Editorial de la Présidente de la CNA : « La carte judiciaire Bilan »

Barreau de France n°354 - (Automne 2012)

Que d’encre n’a t’elle pas fait couler, que de débats n’a t’elle pas justifiés, que de protestations et de déchirements  n’a t’elle pas entraînés, tant de la part des magistrats, que des avocats, que des greffes, que de l’ensemble des personnels judiciaires, des élus et des justiciables !

Au 1er janvier 2011, elle était achevée.

Quel bilan peut-on en dresser ?

Cette réforme de grande ampleur a conduit à la suppression de 178 tribunaux d’instance, 21 tribunaux de grande instance, 62 Conseils de Prudhommes, 55 tribunaux de commerce, 85 greffes détachés et à la création de 14 juridictions soit 7 tribunaux d’instance, 1 conseil de Prudhommes, 5 tribunaux de commerce et 1 tribunal mixte de commerce.
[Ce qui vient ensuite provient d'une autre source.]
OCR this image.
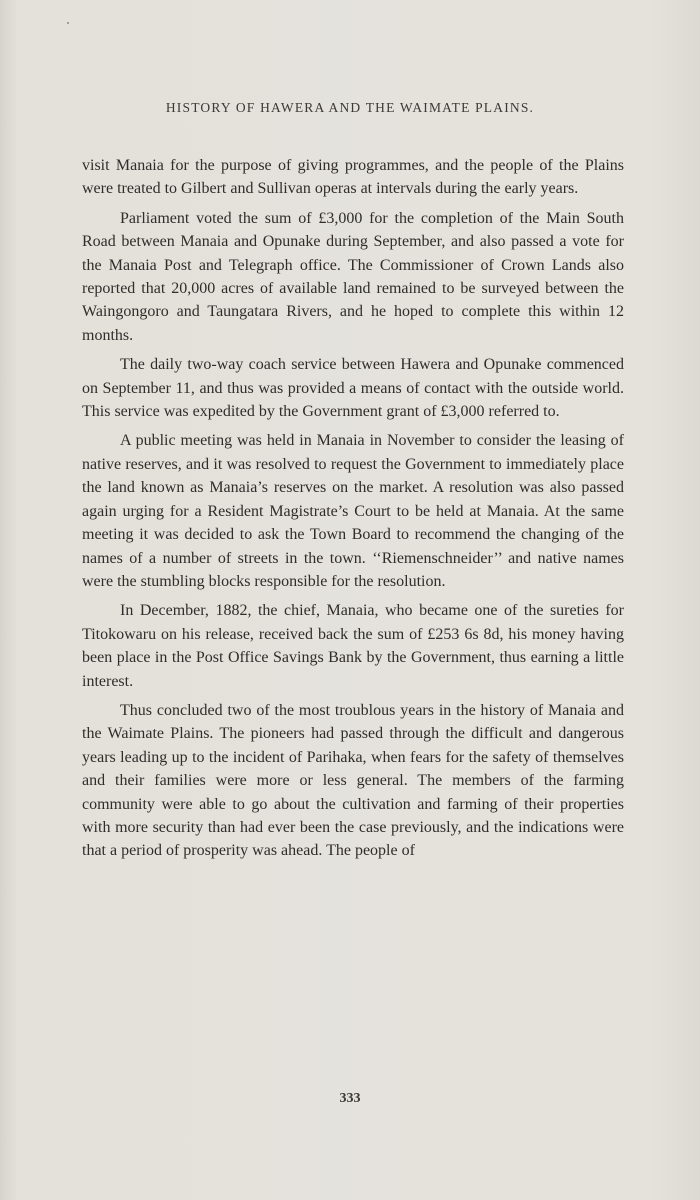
HISTORY OF HAWERA AND THE WAIMATE PLAINS.

visit Manaia for the purpose of giving programmes, and the people of the Plains were treated to Gilbert and Sullivan operas at intervals during the early years.

Parliament voted the sum of £3,000 for the completion of the Main South Road between Manaia and Opunake during September, and also passed a vote for the Manaia Post and Telegraph office. The Commissioner of Crown Lands also reported that 20,000 acres of available land remained to be surveyed between the Waingongoro and Taungatara Rivers, and he hoped to complete this within 12 months.

The daily two-way coach service between Hawera and Opunake commenced on September 11, and thus was provided a means of contact with the outside world. This service was expedited by the Government grant of £3,000 referred to.

A public meeting was held in Manaia in November to consider the leasing of native reserves, and it was resolved to request the Government to immediately place the land known as Manaia’s reserves on the market. A resolution was also passed again urging for a Resident Magistrate’s Court to be held at Manaia. At the same meeting it was decided to ask the Town Board to recommend the changing of the names of a number of streets in the town. ‘‘Riemenschneider’’ and native names were the stumbling blocks responsible for the resolution.

In December, 1882, the chief, Manaia, who became one of the sureties for Titokowaru on his release, received back the sum of £253 6s 8d, his money having been place in the Post Office Savings Bank by the Government, thus earning a little interest.

Thus concluded two of the most troublous years in the history of Manaia and the Waimate Plains. The pioneers had passed through the difficult and dangerous years leading up to the incident of Parihaka, when fears for the safety of themselves and their families were more or less general. The members of the farming community were able to go about the cultivation and farming of their properties with more security than had ever been the case previously, and the indications were that a period of prosperity was ahead. The people of

333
Ella a entraîné une réorganisation de la carte judiciaire et a posé la condition d’exercice du service public de la justice, de sa présence sur le territoire et de ses conséquences sur les justiciables.

La commission des lois du Sénat a constitué une mission d’information chargée d’en dresser le bilan, composée de deux rapporteurs, Madame Nicole Borvo Cohen-Seat, CRC Paris et de Monsieur Yves Destraigues, UCR Marne.

La réforme a été actée par un décret, sans aucune concertation préalable, lequel a été publié en période estivale…

J’ai été conviée, es qualité de présidente de la CNA, le 12 juillet dernier à prendre connaissance de ses conclusions et de son rapport, par Monsieur SUEUR, président de la commission des lois du Sénat, sénateur PS du Loiret.

Le titre du rapport est hélas sans ambiguité, savoir:  » la réforme de la carte judiciaire, une occasion manquée. »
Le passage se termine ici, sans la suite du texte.